The use of DALYs or, more generally, the use of LCA endpoint approaches can aid decision-makers to directly compare various types of environmental impacts and/or impacts of alternative scenarios as demonstrated in this study. However, when seeking further data, analysis is often subjected to additional uncertainties as mentioned earlier. Nonetheless, the degree of uncertainty associated with endpoint results can be numerically addressed. Quantification of uncertainty provides more information to decision-makers and stakeholders. In this regard, probability analysis would potentially be useful. This approach takes ranges of values defined as a probability density function (PDF) as input data and provides a PDF outcome rather than a point estimate for decision-makers. From this PDF output, valuable information such as probability of getting certain values and the degree of variability and uncertainty are obtainable (see, e.g. Kobayashi et al. (2015b)). While this requires more data and could be more complex to analyse the results, the benefit of providing more comprehensive characteristics of results should aid by improving decisions made.
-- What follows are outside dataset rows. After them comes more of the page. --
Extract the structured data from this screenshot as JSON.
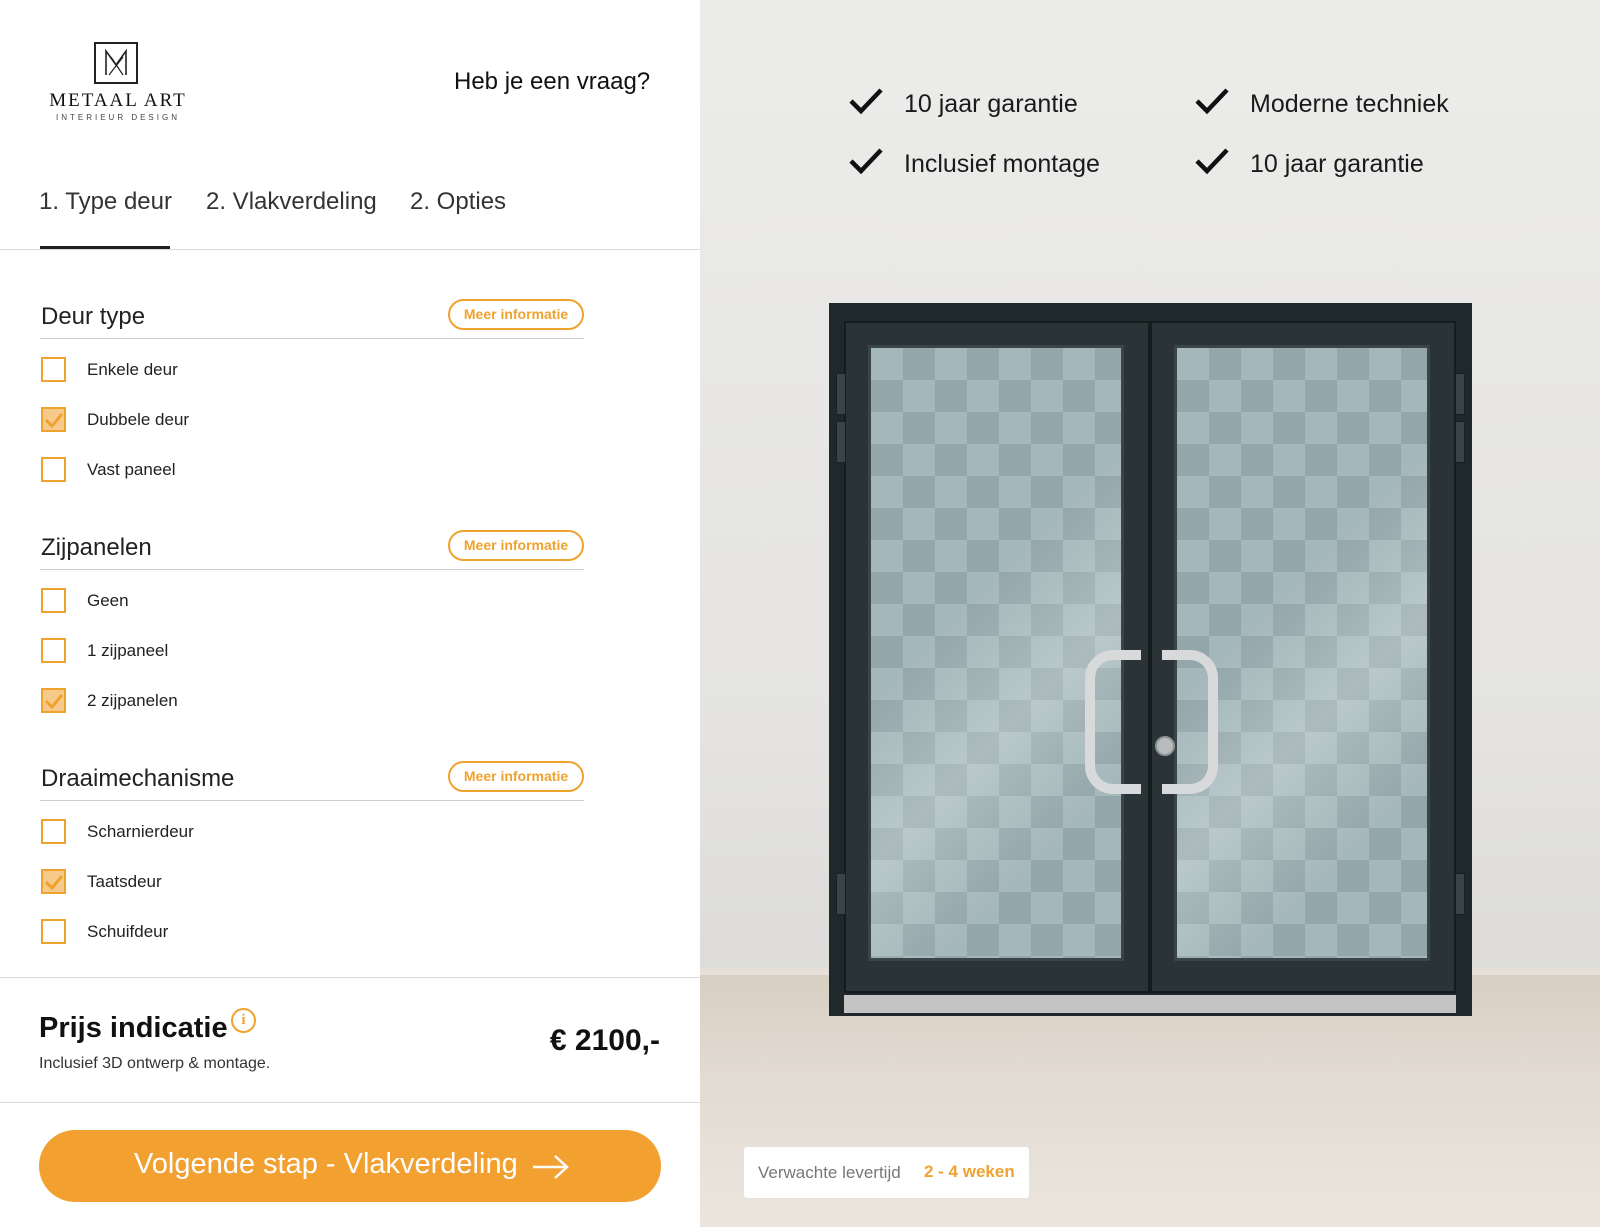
{
  "brand": {
    "name": "METAAL ART",
    "tagline": "INTERIEUR DESIGN"
  },
  "header": {
    "help_link": "Heb je een vraag?"
  },
  "tabs": [
    {
      "label": "1. Type deur",
      "active": true
    },
    {
      "label": "2. Vlakverdeling",
      "active": false
    },
    {
      "label": "2. Opties",
      "active": false
    }
  ],
  "groups": [
    {
      "title": "Deur type",
      "info_button": "Meer informatie",
      "options": [
        {
          "label": "Enkele deur",
          "checked": false
        },
        {
          "label": "Dubbele deur",
          "checked": true
        },
        {
          "label": "Vast paneel",
          "checked": false
        }
      ]
    },
    {
      "title": "Zijpanelen",
      "info_button": "Meer informatie",
      "options": [
        {
          "label": "Geen",
          "checked": false
        },
        {
          "label": "1 zijpaneel",
          "checked": false
        },
        {
          "label": "2 zijpanelen",
          "checked": true
        }
      ]
    },
    {
      "title": "Draaimechanisme",
      "info_button": "Meer informatie",
      "options": [
        {
          "label": "Scharnierdeur",
          "checked": false
        },
        {
          "label": "Taatsdeur",
          "checked": true
        },
        {
          "label": "Schuifdeur",
          "checked": false
        }
      ]
    }
  ],
  "price": {
    "title": "Prijs indicatie",
    "info_icon": "i",
    "subtitle": "Inclusief 3D ontwerp & montage.",
    "value": "€ 2100,-"
  },
  "next_button": {
    "label": "Volgende stap - Vlakverdeling",
    "icon": "arrow-right-icon"
  },
  "features": [
    {
      "label": "10 jaar garantie",
      "icon": "check-icon"
    },
    {
      "label": "Moderne techniek",
      "icon": "check-icon"
    },
    {
      "label": "Inclusief montage",
      "icon": "check-icon"
    },
    {
      "label": "10 jaar garantie",
      "icon": "check-icon"
    }
  ],
  "delivery": {
    "label": "Verwachte levertijd",
    "value": "2 - 4 weken"
  },
  "colors": {
    "accent": "#f0a22e",
    "button": "#f2a030",
    "door_frame": "#1f282b",
    "checked_fill": "#f7c98a"
  }
}
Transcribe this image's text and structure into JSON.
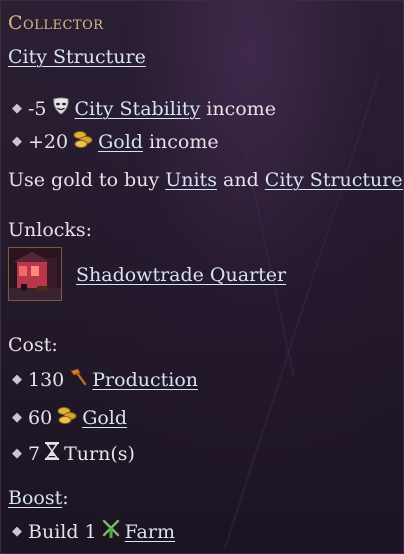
{
  "tooltip": {
    "title": "Collector",
    "category": "City Structure",
    "effects": [
      {
        "amount": "-5",
        "icon": "stability-mask-icon",
        "link": "City Stability",
        "suffix": "income"
      },
      {
        "amount": "+20",
        "icon": "gold-coins-icon",
        "link": "Gold",
        "suffix": "income"
      }
    ],
    "description": {
      "prefix": "Use gold to buy",
      "link1": "Units",
      "middle": "and",
      "link2": "City Structures"
    },
    "unlocks": {
      "heading": "Unlocks:",
      "item_label": "Shadowtrade Quarter"
    },
    "cost": {
      "heading": "Cost:",
      "items": [
        {
          "amount": "130",
          "icon": "hammer-icon",
          "label": "Production"
        },
        {
          "amount": "60",
          "icon": "gold-coins-icon",
          "label": "Gold"
        },
        {
          "amount": "7",
          "icon": "hourglass-icon",
          "label": "Turn(s)"
        }
      ]
    },
    "boost": {
      "heading": "Boost",
      "colon": ":",
      "prefix": "Build 1",
      "icon": "farm-windmill-icon",
      "link": "Farm"
    }
  },
  "colors": {
    "title": "#d7b98a",
    "link": "#d6e3f7",
    "text": "#e7e1ea",
    "gold": "#e2b23a",
    "farm_green": "#6fc15a"
  }
}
Additional endpoint impacts, such as ecosystem quality and resource depletion, are generally required for policy making. These impacts were disregarded in the current study as the focus was on demonstrating the importance of applying a more holistic approach to assess BoD impacts. However, some LCA studies such as those of wood heaters (Solli et al. 2009), lawn mowers (Lan and Liu 2010) and passenger vehicles (Hawkins et al. 2013) suggest that the impacts to ecosystem quality and resource depletion could be significant. Moreover, to determine the overall preferred scenario, other aspects including economic and social impacts also need to be considered (Singh et al. 2012).